Interestingly enough, that moment erupted last school year, when a student asked me, "Why are you always pushing me so hard?" And before I could think, I responded, "Because I am hardest on the ones that have the most potential." The young man gave a smile of thanks. Internally, I told myself, "Oh my gosh, I've become Mrs. Harbaugh!"
Which is a good thing. The world needs more teachers like Deb was for me and others.

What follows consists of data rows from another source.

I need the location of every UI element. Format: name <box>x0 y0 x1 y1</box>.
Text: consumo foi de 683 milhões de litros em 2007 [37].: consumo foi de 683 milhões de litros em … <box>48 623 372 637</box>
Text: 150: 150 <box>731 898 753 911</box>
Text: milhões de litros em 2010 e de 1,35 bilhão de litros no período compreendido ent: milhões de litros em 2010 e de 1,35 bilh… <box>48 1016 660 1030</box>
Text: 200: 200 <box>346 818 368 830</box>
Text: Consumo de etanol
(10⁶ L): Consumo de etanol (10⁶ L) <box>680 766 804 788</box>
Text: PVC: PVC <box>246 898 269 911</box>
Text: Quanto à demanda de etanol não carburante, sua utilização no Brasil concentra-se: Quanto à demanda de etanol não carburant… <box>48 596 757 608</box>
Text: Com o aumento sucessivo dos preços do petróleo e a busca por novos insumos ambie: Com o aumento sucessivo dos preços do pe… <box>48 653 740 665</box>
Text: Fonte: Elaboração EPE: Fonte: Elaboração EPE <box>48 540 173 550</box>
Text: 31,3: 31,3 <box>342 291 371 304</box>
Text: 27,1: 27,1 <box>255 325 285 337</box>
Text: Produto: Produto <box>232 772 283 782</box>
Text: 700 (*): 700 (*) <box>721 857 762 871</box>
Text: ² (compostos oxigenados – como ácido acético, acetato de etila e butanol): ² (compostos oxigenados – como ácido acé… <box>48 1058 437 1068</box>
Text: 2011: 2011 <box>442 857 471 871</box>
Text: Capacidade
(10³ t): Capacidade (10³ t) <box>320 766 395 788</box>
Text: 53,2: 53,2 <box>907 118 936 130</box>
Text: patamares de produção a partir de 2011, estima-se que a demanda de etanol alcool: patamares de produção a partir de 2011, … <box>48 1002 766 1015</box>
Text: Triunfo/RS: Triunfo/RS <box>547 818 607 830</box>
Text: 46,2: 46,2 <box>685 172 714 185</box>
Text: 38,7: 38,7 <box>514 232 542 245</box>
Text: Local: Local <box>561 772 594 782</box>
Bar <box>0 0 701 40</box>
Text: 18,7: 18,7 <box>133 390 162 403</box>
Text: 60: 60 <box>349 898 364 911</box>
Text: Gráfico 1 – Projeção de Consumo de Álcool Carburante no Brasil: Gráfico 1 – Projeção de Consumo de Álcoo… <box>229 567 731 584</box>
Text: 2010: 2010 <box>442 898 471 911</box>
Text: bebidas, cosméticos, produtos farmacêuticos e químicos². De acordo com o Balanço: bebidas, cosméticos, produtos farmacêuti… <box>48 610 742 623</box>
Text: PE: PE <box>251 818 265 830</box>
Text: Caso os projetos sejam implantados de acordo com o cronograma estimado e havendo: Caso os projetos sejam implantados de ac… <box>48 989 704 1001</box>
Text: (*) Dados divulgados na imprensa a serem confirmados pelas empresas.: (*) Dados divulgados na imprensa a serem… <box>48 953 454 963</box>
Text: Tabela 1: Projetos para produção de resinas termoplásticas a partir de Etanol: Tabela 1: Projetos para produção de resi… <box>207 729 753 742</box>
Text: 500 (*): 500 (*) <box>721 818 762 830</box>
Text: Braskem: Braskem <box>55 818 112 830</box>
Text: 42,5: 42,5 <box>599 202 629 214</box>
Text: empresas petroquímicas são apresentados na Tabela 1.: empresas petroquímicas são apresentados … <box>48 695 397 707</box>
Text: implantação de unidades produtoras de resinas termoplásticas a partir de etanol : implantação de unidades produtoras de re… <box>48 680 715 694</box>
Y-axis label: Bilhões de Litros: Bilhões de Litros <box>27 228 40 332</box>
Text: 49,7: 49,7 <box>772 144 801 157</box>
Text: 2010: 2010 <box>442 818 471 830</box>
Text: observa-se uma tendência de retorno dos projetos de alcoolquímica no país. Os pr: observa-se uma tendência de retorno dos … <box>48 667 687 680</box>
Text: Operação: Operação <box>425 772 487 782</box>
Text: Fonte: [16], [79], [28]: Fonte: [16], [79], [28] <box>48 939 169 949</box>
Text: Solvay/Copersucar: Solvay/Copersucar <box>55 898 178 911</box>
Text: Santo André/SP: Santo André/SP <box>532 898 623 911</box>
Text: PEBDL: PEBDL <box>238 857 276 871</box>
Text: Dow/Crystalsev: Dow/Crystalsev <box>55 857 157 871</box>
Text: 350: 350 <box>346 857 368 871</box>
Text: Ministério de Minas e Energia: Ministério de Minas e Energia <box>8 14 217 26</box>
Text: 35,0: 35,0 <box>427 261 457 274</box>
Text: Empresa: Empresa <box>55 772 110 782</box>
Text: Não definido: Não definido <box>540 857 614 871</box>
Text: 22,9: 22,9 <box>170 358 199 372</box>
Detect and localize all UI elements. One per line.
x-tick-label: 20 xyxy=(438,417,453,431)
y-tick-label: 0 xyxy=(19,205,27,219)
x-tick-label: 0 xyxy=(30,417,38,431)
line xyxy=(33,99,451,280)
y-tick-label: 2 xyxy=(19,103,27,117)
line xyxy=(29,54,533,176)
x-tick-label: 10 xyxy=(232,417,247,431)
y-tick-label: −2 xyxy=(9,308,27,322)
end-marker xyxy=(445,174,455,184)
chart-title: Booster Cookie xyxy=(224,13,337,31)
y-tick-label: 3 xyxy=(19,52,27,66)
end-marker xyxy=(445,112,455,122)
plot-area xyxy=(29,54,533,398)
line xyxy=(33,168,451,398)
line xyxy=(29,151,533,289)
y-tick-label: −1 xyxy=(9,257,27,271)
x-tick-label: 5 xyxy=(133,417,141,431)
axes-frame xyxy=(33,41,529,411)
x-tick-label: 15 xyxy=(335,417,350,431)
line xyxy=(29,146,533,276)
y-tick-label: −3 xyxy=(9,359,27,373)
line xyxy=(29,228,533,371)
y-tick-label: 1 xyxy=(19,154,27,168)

Now I teach students. I have my first novel coming out in the fall. And in truth, it all goes back to that day when she inspired me by throwing down that gauntlet, telling me "You can do better." Whatever I write, whatever difficulty I plow through to the best of my ability, and every student I might happen to inspire has Deb's fingerprints all over it.
Many thanks, Deb. The day you stop teaching will be a day of mourning.
And thus, the pantheon is complete.
Tom Foley. Jack Collins. Lou Voskuil. Ralph Shewell. Deb Harbaugh/Clarke.
Debt of gratitude? That's putting it mildly.
But that doesn't stop me from saying thank you, one more time.